“Don’t Waste Your Life”

Seven Minutes That Moved a Generation

Audio Transcript

You don’t have to know a lot of things for your life to make a lasting difference in the world. But you do have to know the few great things that matter, and then be willing to live for them and die for them. The people that make a durable difference in the world are not the people who have mastered many things, but who have been mastered by a few great things.

If you want your life to count, if you want the ripple effect of the pebbles you drop to become waves that reach the ends of the earth and roll on for centuries and into eternity, you don’t have to have a high IQ or a high EQ. You don’t have to have good looks or riches. You don’t have to come from a fine family or a fine school. You just have to know a few great, majestic, unchanging, obvious, simple, glorious things, and be set on fire by them.

“To make a difference in the world, you just have to know a few great, unchanging, simple, glorious things, and be set on fire by them.”

But I know that not everybody in this crowd wants their life to make a difference. There are hundreds of you — you don’t care whether you make a lasting difference for something great, you just want people to like you. If people would just like you, you’d be satisfied. Or if you could just have a good job with a good wife and a couple good kids and a nice car and long weekends and a few good friends, a fun retirement, and quick and easy death and no hell — if you could have that, you’d be satisfied even without God.

That is a tragedy in the making.

Three weeks ago, we got word at our church that Ruby Eliason and Laura Edwards had both been killed in Cameroon. Ruby was over eighty. Single all her life, she poured it out for one great thing: to make Jesus Christ known among the unreached, the poor, and the sick. Laura was a widow, a medical doctor, pushing eighty years old, and serving at Ruby’s side in Cameroon.

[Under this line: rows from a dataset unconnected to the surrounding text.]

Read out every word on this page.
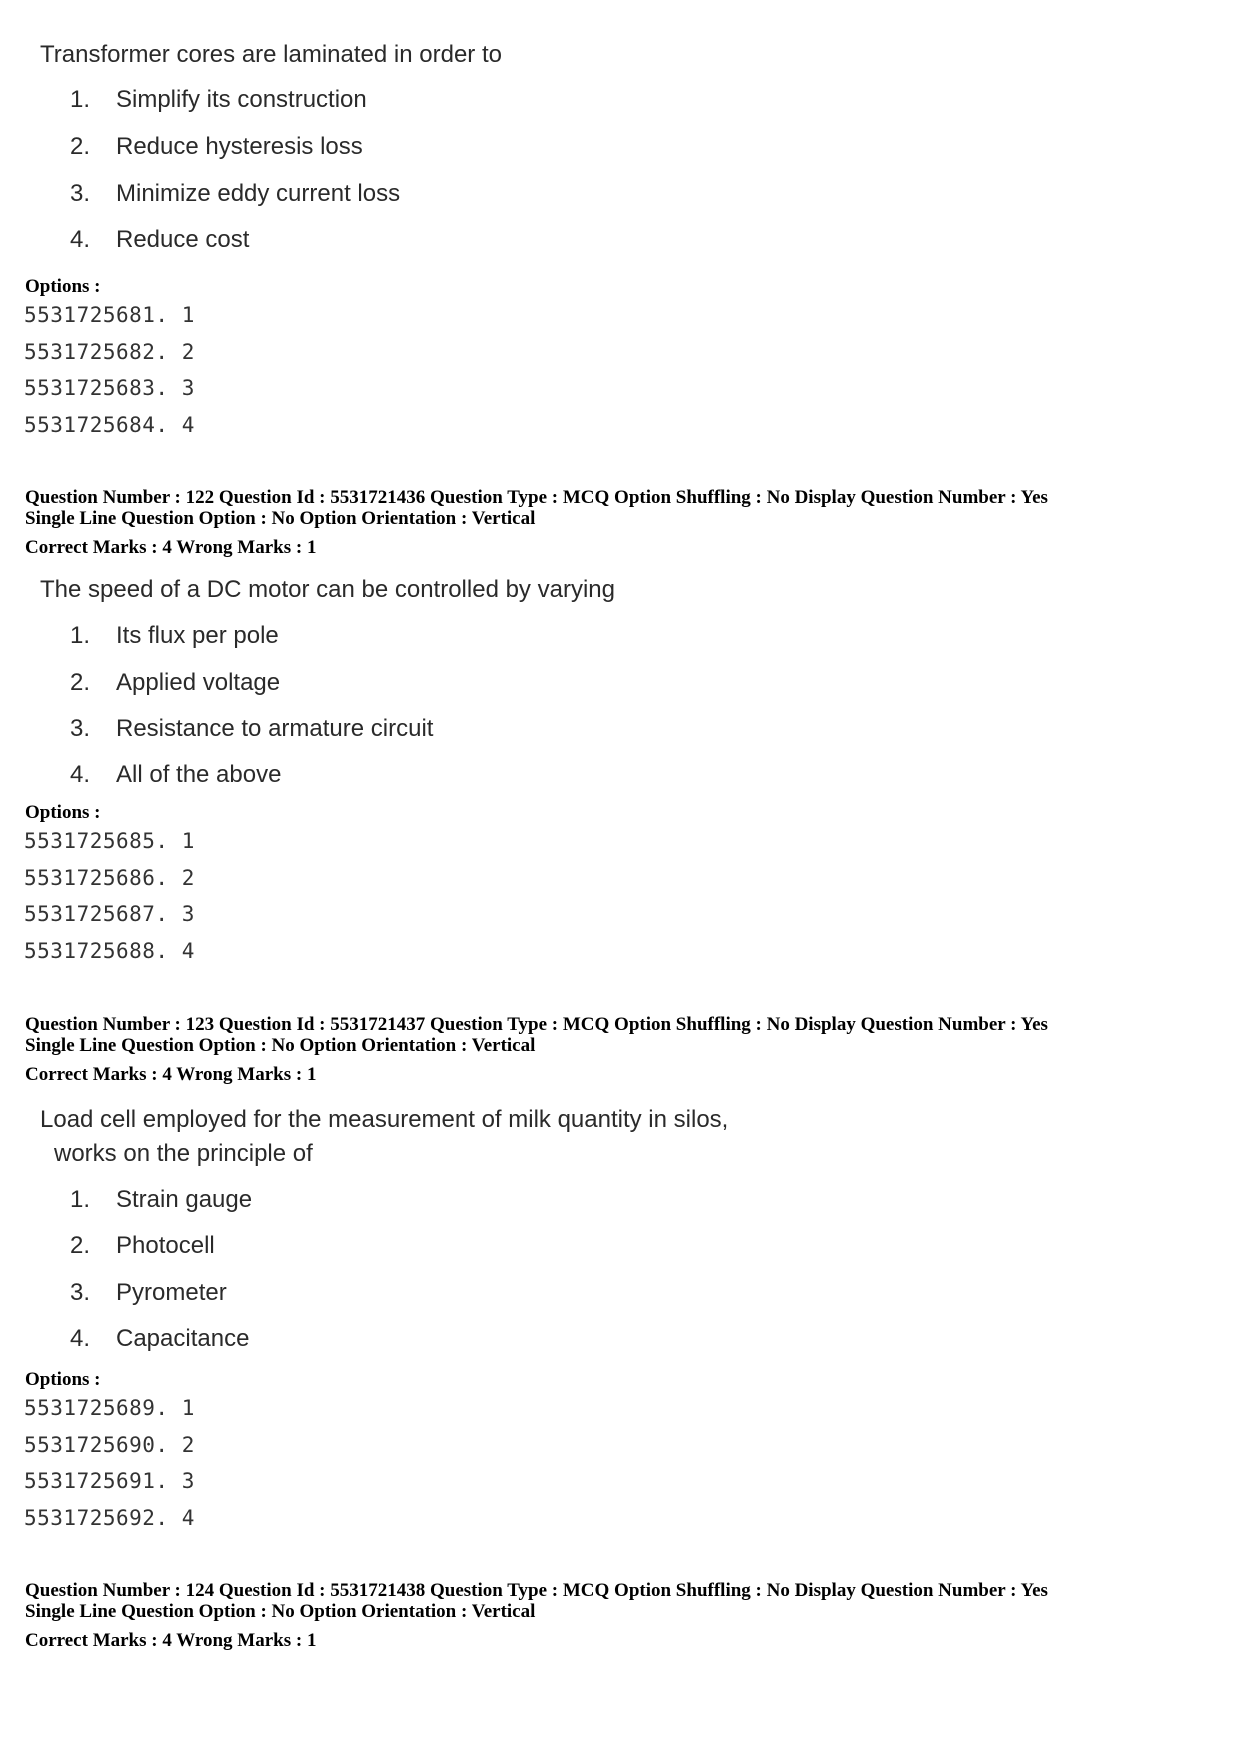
Transformer cores are laminated in order to
1. Simplify its construction
2. Reduce hysteresis loss
3. Minimize eddy current loss
4. Reduce cost
Options :
5531725681. 1
5531725682. 2
5531725683. 3
5531725684. 4
Question Number : 122 Question Id : 5531721436 Question Type : MCQ Option Shuffling : No Display Question Number : Yes
Single Line Question Option : No Option Orientation : Vertical
Correct Marks : 4 Wrong Marks : 1
The speed of a DC motor can be controlled by varying
1. Its flux per pole
2. Applied voltage
3. Resistance to armature circuit
4. All of the above
Options :
5531725685. 1
5531725686. 2
5531725687. 3
5531725688. 4
Question Number : 123 Question Id : 5531721437 Question Type : MCQ Option Shuffling : No Display Question Number : Yes
Single Line Question Option : No Option Orientation : Vertical
Correct Marks : 4 Wrong Marks : 1
Load cell employed for the measurement of milk quantity in silos,
works on the principle of
1. Strain gauge
2. Photocell
3. Pyrometer
4. Capacitance
Options :
5531725689. 1
5531725690. 2
5531725691. 3
5531725692. 4
Question Number : 124 Question Id : 5531721438 Question Type : MCQ Option Shuffling : No Display Question Number : Yes
Single Line Question Option : No Option Orientation : Vertical
Correct Marks : 4 Wrong Marks : 1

The brakes give way, over the cliff they go, and they’re gone — killed instantly.

And I asked my people: was that a tragedy? Two lives, driven by one great vision, spent in unheralded service to the perishing poor for the glory of Jesus Christ — two decades after almost all their American counterparts have retired to throw their lives away on trifles in Florida or New Mexico. No. That is not a tragedy. That is a glory.

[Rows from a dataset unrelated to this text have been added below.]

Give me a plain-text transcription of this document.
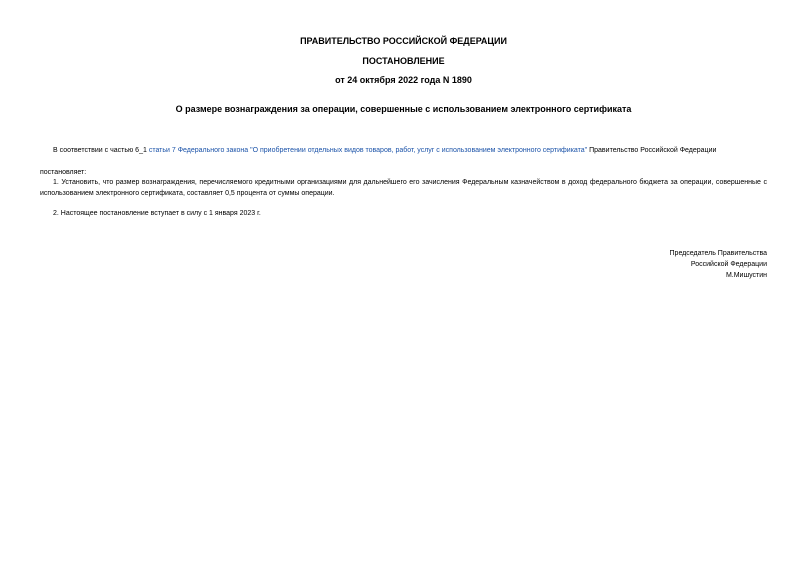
ПРАВИТЕЛЬСТВО РОССИЙСКОЙ ФЕДЕРАЦИИ
ПОСТАНОВЛЕНИЕ
от 24 октября 2022 года N 1890
О размере вознаграждения за операции, совершенные с использованием электронного сертификата
В соответствии с частью 6_1 статьи 7 Федерального закона "О приобретении отдельных видов товаров, работ, услуг с использованием электронного сертификата" Правительство Российской Федерации
постановляет:
1. Установить, что размер вознаграждения, перечисляемого кредитными организациями для дальнейшего его зачисления Федеральным казначейством в доход федерального бюджета за операции, совершенные с использованием электронного сертификата, составляет 0,5 процента от суммы операции.
2. Настоящее постановление вступает в силу с 1 января 2023 г.
Председатель Правительства
Российской Федерации
М.Мишустин
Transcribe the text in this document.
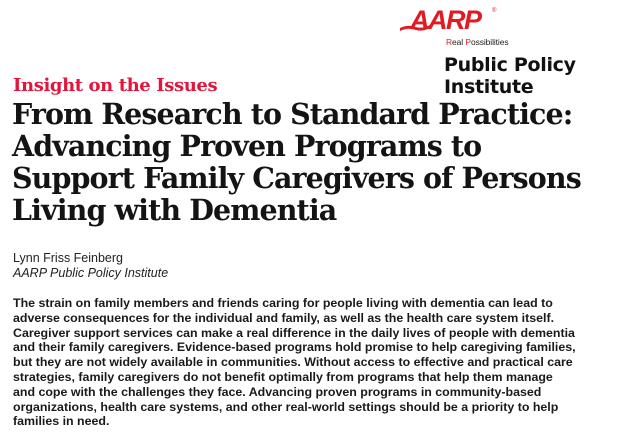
AARP ®
Real Possibilities
Public Policy
Institute
Insight on the Issues
From Research to Standard Practice:
Advancing Proven Programs to
Support Family Caregivers of Persons
Living with Dementia
Lynn Friss Feinberg
AARP Public Policy Institute

The strain on family members and friends caring for people living with dementia can lead to
adverse consequences for the individual and family, as well as the health care system itself.
Caregiver support services can make a real difference in the daily lives of people with dementia
and their family caregivers. Evidence-based programs hold promise to help caregiving families,
but they are not widely available in communities. Without access to effective and practical care
strategies, family caregivers do not benefit optimally from programs that help them manage
and cope with the challenges they face. Advancing proven programs in community-based
organizations, health care systems, and other real-world settings should be a priority to help
families in need.
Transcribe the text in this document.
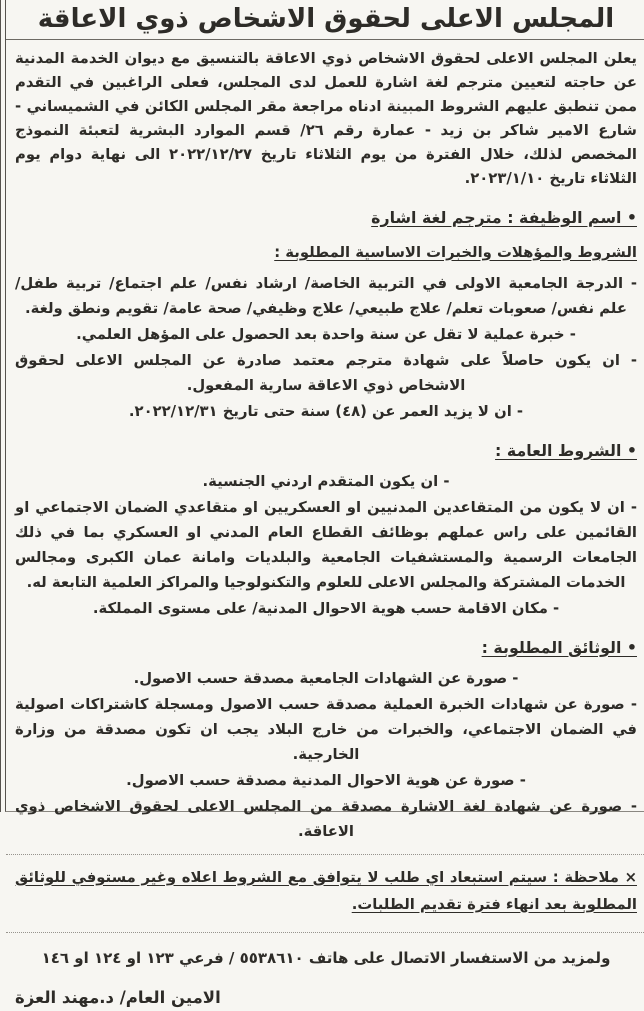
المجلس الاعلى لحقوق الاشخاص ذوي الاعاقة

يعلن المجلس الاعلى لحقوق الاشخاص ذوي الاعاقة بالتنسيق مع ديوان الخدمة المدنية عن حاجته لتعيين مترجم لغة اشارة للعمل لدى المجلس، فعلى الراغبين في التقدم ممن تنطبق عليهم الشروط المبينة ادناه مراجعة مقر المجلس الكائن في الشميساني - شارع الامير شاكر بن زيد - عمارة رقم ٢٦/ قسم الموارد البشرية لتعبئة النموذج المخصص لذلك، خلال الفترة من يوم الثلاثاء تاريخ ٢٠٢٢/١٢/٢٧ الى نهاية دوام يوم الثلاثاء تاريخ ٢٠٢٣/١/١٠.

• اسم الوظيفة : مترجم لغة اشارة
الشروط والمؤهلات والخبرات الاساسية المطلوبة :

- الدرجة الجامعية الاولى في التربية الخاصة/ ارشاد نفس/ علم اجتماع/ تربية طفل/ علم نفس/ صعوبات تعلم/ علاج طبيعي/ علاج وظيفي/ صحة عامة/ تقويم ونطق ولغة.

- خبرة عملية لا تقل عن سنة واحدة بعد الحصول على المؤهل العلمي.

- ان يكون حاصلاً على شهادة مترجم معتمد صادرة عن المجلس الاعلى لحقوق الاشخاص ذوي الاعاقة سارية المفعول.

- ان لا يزيد العمر عن (٤٨) سنة حتى تاريخ ٢٠٢٢/١٢/٣١.

• الشروط العامة :

- ان يكون المتقدم اردني الجنسية.

- ان لا يكون من المتقاعدين المدنيين او العسكريين او متقاعدي الضمان الاجتماعي او القائمين على راس عملهم بوظائف القطاع العام المدني او العسكري بما في ذلك الجامعات الرسمية والمستشفيات الجامعية والبلديات وامانة عمان الكبرى ومجالس الخدمات المشتركة والمجلس الاعلى للعلوم والتكنولوجيا والمراكز العلمية التابعة له.

- مكان الاقامة حسب هوية الاحوال المدنية/ على مستوى المملكة.

• الوثائق المطلوبة :

- صورة عن الشهادات الجامعية مصدقة حسب الاصول.

- صورة عن شهادات الخبرة العملية مصدقة حسب الاصول ومسجلة كاشتراكات اصولية في الضمان الاجتماعي، والخبرات من خارج البلاد يجب ان تكون مصدقة من وزارة الخارجية.

- صورة عن هوية الاحوال المدنية مصدقة حسب الاصول.

- صورة عن شهادة لغة الاشارة مصدقة من المجلس الاعلى لحقوق الاشخاص ذوي الاعاقة.

× ملاحظة : سيتم استبعاد اي طلب لا يتوافق مع الشروط اعلاه وغير مستوفي للوثائق المطلوبة بعد انهاء فترة تقديم الطلبات.

ولمزيد من الاستفسار الاتصال على هاتف ٥٥٣٨٦١٠ / فرعي ١٢٣ او ١٢٤ او ١٤٦

الامين العام/ د.مهند العزة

I tell you what a tragedy is. I’ll read to you from Reader’s Digest what a tragedy is. “Bob and Penny . . . took early retirement from their jobs in the Northeast five years ago when he was 59 and she was 51. Now they live in Punta Gorda, Florida, where they cruise on their thirty foot trawler, playing softball and collecting shells.”

That’s a tragedy. And people today are spending billions of dollars to persuade you to embrace that tragic dream. And I get forty minutes to plead with you: don’t buy it. With all my heart I plead with you: don’t buy that dream. The American Dream: a nice house, a nice car, a nice job, a nice family, a nice retirement, collecting shells as the last chapter before you stand before the Creator of the universe to give an account of what you did: “Here it is Lord — my shell collection! And I’ve got a nice swing, and look at my boat!”

Don’t waste your life; don’t waste it.